The Taxi and the Tortoise


I love this week's New Yorker cover. Especially because it speaks directly to one of the most central arguments in my household, an argument that rears its head almost daily when we're home: taxi or subway?

Though neither of us are so rigid that we can't see the value in both forms of transportation, we each tend to cling to our positions in a way that extends beyond rational decision-making. To wit: I will always prefer the subway and he will always prefer the taxi.

He says the taxi is faster, and sometimes that is true. But then there are those times when you get caught in traffic and there is nothing you can do but sit there like a chump while the meter rises and rises. I'd rather allow an extra 15 minutes and bring a book. Or the latest New Yorker. I can't read while in the back of a car, but I can read while on the subway.

He says he likes being above ground, so that if you're running late (maybe because you got caught in traffic), you can use your cell phone to let the person you're meeting know that you'll be late.
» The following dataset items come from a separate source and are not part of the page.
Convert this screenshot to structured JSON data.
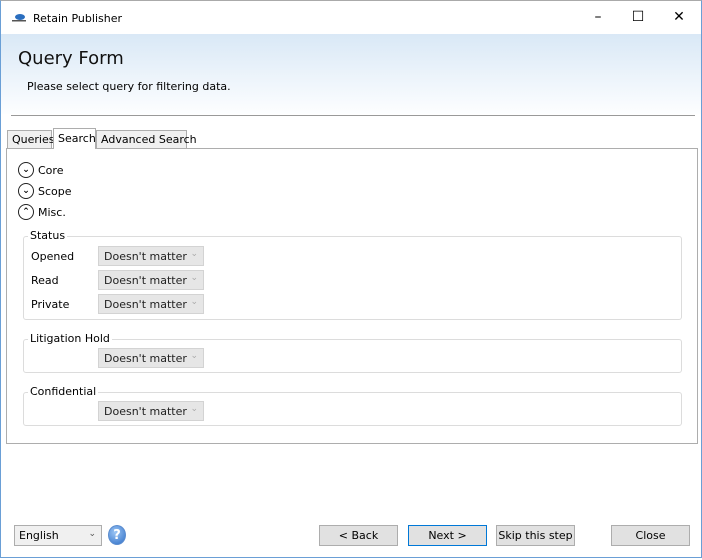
{
  "window": {
    "title": "Retain Publisher",
    "controls": [
      "minimize",
      "maximize",
      "close"
    ]
  },
  "header": {
    "title": "Query Form",
    "subtitle": "Please select query for filtering data."
  },
  "tabs": [
    {
      "label": "Queries"
    },
    {
      "label": "Search",
      "active": true
    },
    {
      "label": "Advanced Search"
    }
  ],
  "expanders": [
    {
      "label": "Core",
      "state": "collapsed"
    },
    {
      "label": "Scope",
      "state": "collapsed"
    },
    {
      "label": "Misc.",
      "state": "expanded"
    }
  ],
  "groups": {
    "status": {
      "title": "Status",
      "fields": [
        {
          "label": "Opened",
          "value": "Doesn't matter"
        },
        {
          "label": "Read",
          "value": "Doesn't matter"
        },
        {
          "label": "Private",
          "value": "Doesn't matter"
        }
      ]
    },
    "litigation": {
      "title": "Litigation Hold",
      "value": "Doesn't matter"
    },
    "confidential": {
      "title": "Confidential",
      "value": "Doesn't matter"
    }
  },
  "footer": {
    "language": "English",
    "help": "?",
    "back": "< Back",
    "next": "Next >",
    "skip": "Skip this step",
    "close": "Close"
  }
}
But I love the subway precisely because I can't use my cell phone. It's one little window of calm in my otherwise always-connected day. I can't update my blog, I can't talk on the phone, but I can read or people watch or think. And since there's absolutely nothing I can do to affect my course (I can't tell the conductor to go left here or take the FDR or watch out for that other car) I am able to actually relax.

Now sometimes the subway will screw you. Trains get re-routed or just plain fail to show up, construction work appears out of nowhere, mentally ill people lose control of their bowels. It happens.
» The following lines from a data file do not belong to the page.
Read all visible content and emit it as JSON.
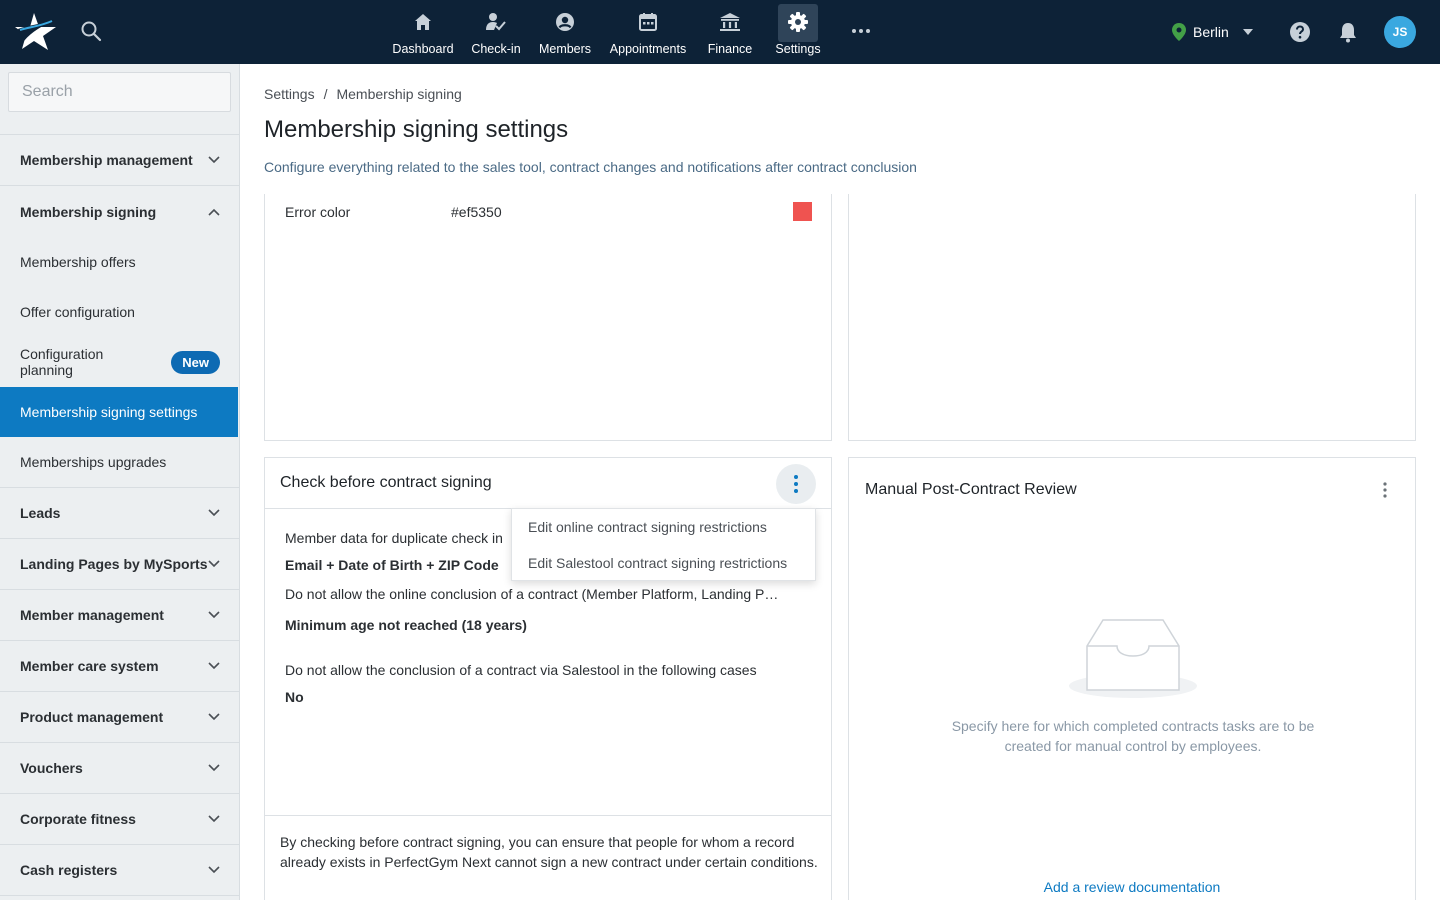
{
  "topbar": {
    "nav": [
      {
        "label": "Dashboard",
        "icon": "home-icon"
      },
      {
        "label": "Check-in",
        "icon": "check-in-icon"
      },
      {
        "label": "Members",
        "icon": "member-icon"
      },
      {
        "label": "Appointments",
        "icon": "calendar-icon"
      },
      {
        "label": "Finance",
        "icon": "bank-icon"
      },
      {
        "label": "Settings",
        "icon": "gear-icon",
        "active": true
      }
    ],
    "location": "Berlin",
    "avatar_initials": "JS"
  },
  "sidebar": {
    "search_placeholder": "Search",
    "groups": {
      "membership_management": "Membership management",
      "membership_signing": "Membership signing",
      "leads": "Leads",
      "landing_pages": "Landing Pages by MySports",
      "member_management": "Member management",
      "member_care": "Member care system",
      "product_management": "Product management",
      "vouchers": "Vouchers",
      "corporate_fitness": "Corporate fitness",
      "cash_registers": "Cash registers"
    },
    "sub_items": {
      "membership_offers": "Membership offers",
      "offer_configuration": "Offer configuration",
      "configuration_planning": "Configuration planning",
      "configuration_planning_badge": "New",
      "membership_signing_settings": "Membership signing settings",
      "memberships_upgrades": "Memberships upgrades"
    }
  },
  "main": {
    "breadcrumb": {
      "root": "Settings",
      "separator": "/",
      "current": "Membership signing"
    },
    "title": "Membership signing settings",
    "subtitle": "Configure everything related to the sales tool, contract changes and notifications after contract conclusion",
    "color_card": {
      "label": "Error color",
      "value": "#ef5350",
      "swatch": "#ef5350"
    },
    "check_card": {
      "title": "Check before contract signing",
      "duplicate_label": "Member data for duplicate check in",
      "duplicate_value": "Email + Date of Birth + ZIP Code",
      "online_label": "Do not allow the online conclusion of a contract (Member Platform, Landing P…",
      "online_value": "Minimum age not reached (18 years)",
      "salestool_label": "Do not allow the conclusion of a contract via Salestool in the following cases",
      "salestool_value": "No",
      "footer": "By checking before contract signing, you can ensure that people for whom a record already exists in PerfectGym Next cannot sign a new contract under certain conditions."
    },
    "menu": {
      "items": [
        "Edit online contract signing restrictions",
        "Edit Salestool contract signing restrictions"
      ]
    },
    "review_card": {
      "title": "Manual Post-Contract Review",
      "empty_text": "Specify here for which completed contracts tasks are to be created for manual control by employees.",
      "link": "Add a review documentation"
    }
  }
}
But most of the time, it gets me exactly where I need to go, and in a reliable amount of time. And it only costs $2. Now that the Air Train is running, it costs just $5 more to go all the way to JFK. With transfers, that trip takes one hour from my apartment in Brooklyn. If I were taking a cab, it would cost $45 + tip and I'd also have to allow an hour, because while you can get there in just half an hour, you can never be sure how the traffic will be.

It's not just about speed or cost, though. There's also the very real sense of community I feel each and every time I take the subway. On any given day you'll see Hasids sitting next to strippers next to investment bankers next to single mothers next to vegetable vendors. And when that train gets re-routed or doesn't appear, or when that inconsiderate asshole plays his stupid music over his cell phone, we all experience it together. I also see people give up their seats to the elderly and pregnant, or move around to help a family sit together, or help a mother carry her stroller up or down the stairs.

It feels so cliched to write about, so sentimental, but I can't help it: New York City is one of the most diverse places on earth, and it's the subway that helps unite us into one people. I love having my wheels when I'm on the west coast, but by the end of my stay there I often feel a sense of isolation from the city itself. Not from all the individuals I've connected with, but from the city as a city, as a mass, as a community.

In the end, I have to admit that my fondness for this cover might also have something to do with knowing the outcome of the mythological race. I like to believe that if Aesop were a New Yorker today, he would be writing his fables while sitting beside me on the F train.

2 comments:

S.P. Miskowski said...

"Trains get re-routed or just plain fail to show up, construction work appears out of nowhere, mentally ill people lose control of their bowels. It happens."

Oh, that reminds me of so many bus trips in Seattle! I have seen or overheard a lot of my best material there.

Congratulations on the brilliant review! I can't wait to see the show.

Busboy said...

I'm thinking this would make an excellent "This Week In" link one of these days. Can I Can I?